Intrahepatic gas (IHG) is commonly observed during early postmortem examinations of humans with upper or lower airway obstructions. We conducted a study to test the hypothesis that intrapulmonary gas could retrogradely spread to the hepatic vein following pulmonary barotrauma (PB). To establish a rat model of pulmonary barotrauma, we utilized a controllable pressure-vacuum pump to apply airway pressure (40, 60, or 80mmHg). The rats were dissected directly at the end of the experiment, and histological analysis was performed through microscopic examination of the rats. Additionally, the rats were ventilated with meglumine diatrizoate under pressures of 160 and 250mmHg to observe the signal dynamic diffusion using X-ray fluoroscopy examination. Rats exhibited classical changes associated with PB, such as alveolar rupture, pulmonary interstitial emphysema, and hemorrhage, as well as IHG characterized by the presence of gas in the hepatic vein and hepatic sinusoids.

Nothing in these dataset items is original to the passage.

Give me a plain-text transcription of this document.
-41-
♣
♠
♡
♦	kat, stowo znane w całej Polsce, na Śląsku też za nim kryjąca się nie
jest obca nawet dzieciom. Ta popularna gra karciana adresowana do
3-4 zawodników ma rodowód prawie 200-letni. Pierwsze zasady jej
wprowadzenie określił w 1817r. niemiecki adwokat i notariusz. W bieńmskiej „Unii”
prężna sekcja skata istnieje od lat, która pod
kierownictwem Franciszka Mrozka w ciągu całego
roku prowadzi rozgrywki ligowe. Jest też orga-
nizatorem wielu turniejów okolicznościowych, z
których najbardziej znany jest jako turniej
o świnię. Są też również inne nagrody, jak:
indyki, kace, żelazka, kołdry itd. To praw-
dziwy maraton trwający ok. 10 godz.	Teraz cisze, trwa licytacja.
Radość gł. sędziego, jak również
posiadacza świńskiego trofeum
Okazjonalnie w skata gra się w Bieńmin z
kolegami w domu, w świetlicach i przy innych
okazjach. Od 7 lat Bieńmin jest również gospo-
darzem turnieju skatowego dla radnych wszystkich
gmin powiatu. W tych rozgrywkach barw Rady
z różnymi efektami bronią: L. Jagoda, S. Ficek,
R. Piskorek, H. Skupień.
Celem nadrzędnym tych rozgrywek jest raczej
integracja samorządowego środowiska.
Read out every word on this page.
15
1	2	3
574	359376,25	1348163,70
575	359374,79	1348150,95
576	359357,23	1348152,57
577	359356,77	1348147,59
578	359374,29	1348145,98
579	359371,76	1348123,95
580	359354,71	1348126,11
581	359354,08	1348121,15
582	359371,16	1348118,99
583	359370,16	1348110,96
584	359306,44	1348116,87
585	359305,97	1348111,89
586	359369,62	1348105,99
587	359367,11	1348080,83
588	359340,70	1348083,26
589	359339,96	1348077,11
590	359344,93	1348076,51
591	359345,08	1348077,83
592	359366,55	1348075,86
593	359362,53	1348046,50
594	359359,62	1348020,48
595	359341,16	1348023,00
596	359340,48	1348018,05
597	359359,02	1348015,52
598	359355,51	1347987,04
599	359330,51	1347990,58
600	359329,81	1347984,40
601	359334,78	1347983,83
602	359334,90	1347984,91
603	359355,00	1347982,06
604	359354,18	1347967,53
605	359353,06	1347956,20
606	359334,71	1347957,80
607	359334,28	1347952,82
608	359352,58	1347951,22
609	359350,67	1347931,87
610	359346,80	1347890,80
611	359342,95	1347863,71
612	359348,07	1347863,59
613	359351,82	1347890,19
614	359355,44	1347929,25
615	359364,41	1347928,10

Air emboli were not observed in the liver in any of the 40mmHg groups. However, they were observed in the liver in the 60 and 80mmHg groups,the amount and size of air emboli in the 80mmHg group were greater than those in the 60mmHg group (p < 0.05). The 80mmHg group presented radial grape-like bubbles in the centrilobular portion of the liver accompanied by congestion in the peripheral region of the hepatic lobule. X-ray fluoroscopy examination revealed a gradual enhancement of dynamic contrast medium signals from the lung to the inferior vena cava and then to the liver. Our findings indicate that pulmonary barotrauma can lead to the retrograde spread of intrapulmonary gas to the hepatic vein. When it is clear that no decomposition of the body has occurred, the presence of IHG serves as a novel indicator for the diagnosis of obstructive pulmonary disease or obstruction in the upper or lower airway.